§ 45‑45.3.  Trustee in a deed of trust.

(a) The following definitions apply in this section:

(1) Secured creditor. – The holder, owner, or assignee of the obligation secured by a deed of trust.

(2) Trustee. – The trustee or substitute trustee then serving as such under the terms of a deed of trust.

(b) Unless the deed of trust provides otherwise, all of the following may be done without the knowledge, consent, or joinder of the trustee:

(1) Pursuant to G.S. 45‑36.23, an obligation may be declared by the owner and holder of the obligation to be no longer secured by the deed of trust.

(2) Property may be released from the lien of a deed of trust by the secured creditor.

(3) The lien of a deed of trust may be released or subordinated by the secured creditor.

(4) The terms of a deed of trust may be modified by the secured creditor and the then record owner of the property encumbered by the lien of the deed of trust.

(5) The deed of trust may be satisfied of record by the secured creditor.

(c) Except in matters relating to the foreclosure of the deed of trust or the exercise of a power of sale under the terms of the deed of trust, the trustee is neither a necessary nor a proper party to any civil action or proceeding involving (i) title to the real property encumbered by the lien of the deed of trust or (ii) the priority of the lien of the deed of trust. Examples of civil actions or proceedings in which the trustee is neither a necessary nor a proper party include, but are not limited to, civil actions or proceedings relating to:

(1) Condemnation.

(2) Bankruptcy.

(3) The establishment or correction of title to real property, including, but not limited to, actions to quiet title, reform land records, or resolve boundary line disputes.

(4) Fraudulent conveyances.

(5) The creation or enforcement of an attachment or judgment lien.

(6) The foreclosure of a lien other than the lien of the deed of trust, regardless of whether the lien is superior or subordinate to the lien of the deed of trust, including, but not limited to, the foreclosure of mortgages, other deeds of trust, tax liens, and assessment liens.

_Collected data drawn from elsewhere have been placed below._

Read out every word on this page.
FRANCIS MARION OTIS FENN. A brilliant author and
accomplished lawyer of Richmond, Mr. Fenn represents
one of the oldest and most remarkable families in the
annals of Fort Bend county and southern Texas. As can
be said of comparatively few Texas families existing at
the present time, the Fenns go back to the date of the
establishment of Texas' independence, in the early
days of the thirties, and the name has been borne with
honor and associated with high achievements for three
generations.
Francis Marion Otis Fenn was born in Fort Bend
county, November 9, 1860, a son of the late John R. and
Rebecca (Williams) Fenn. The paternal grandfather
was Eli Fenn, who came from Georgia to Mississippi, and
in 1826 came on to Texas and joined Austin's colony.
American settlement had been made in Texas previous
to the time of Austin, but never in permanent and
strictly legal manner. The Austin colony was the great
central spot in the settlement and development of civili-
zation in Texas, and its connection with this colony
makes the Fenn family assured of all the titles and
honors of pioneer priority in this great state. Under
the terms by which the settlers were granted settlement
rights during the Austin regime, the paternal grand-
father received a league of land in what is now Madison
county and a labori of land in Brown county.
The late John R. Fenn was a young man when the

(7) The establishment, perfection, or enforcement of a mechanic's or materialman's lien.

(8) The creation or enforcement of a constructive trust, resulting trust, or equitable lien relating to the property.

(9) The partition of real property.

(10) The interpretation or enforceability of a will, trust, or estate.

(11) A subrogation claim or other equitable claim or defense involving the priority or enforceability of a deed of trust.

(12) Determination or enforcement of rights and obligations involving easements or restrictive covenants.

(d) If a trustee is improperly joined as a party to an action or proceeding when this section provides that the trustee is neither a necessary nor a proper party to that action or proceeding, then:

(1) Upon motion duly made by any party to the action or proceeding, the trustee shall be dismissed from the action or proceeding;

(2) Regardless of whether the trustee makes an appearance in the action or proceeding, no entry of a default or default judgment shall be entered against the trustee; and

(3) If the trustee makes an appearance in the action or proceeding, each person who improperly joined the trustee as a party to the action or proceeding shall be jointly and severally liable to the trustee for all the expenses and costs incurred by the trustee in the defense of the action or proceeding or in obtaining the trustee's dismissal from the action or proceeding, including the reasonable attorneys' fees actually incurred by the trustee.

(e) Except as expressly provided in this section, this section is not in derogation of case law and statutory provisions that vest legal title to property conveyed by a deed of trust in the trustee named therein. (2011‑312, s. 15.)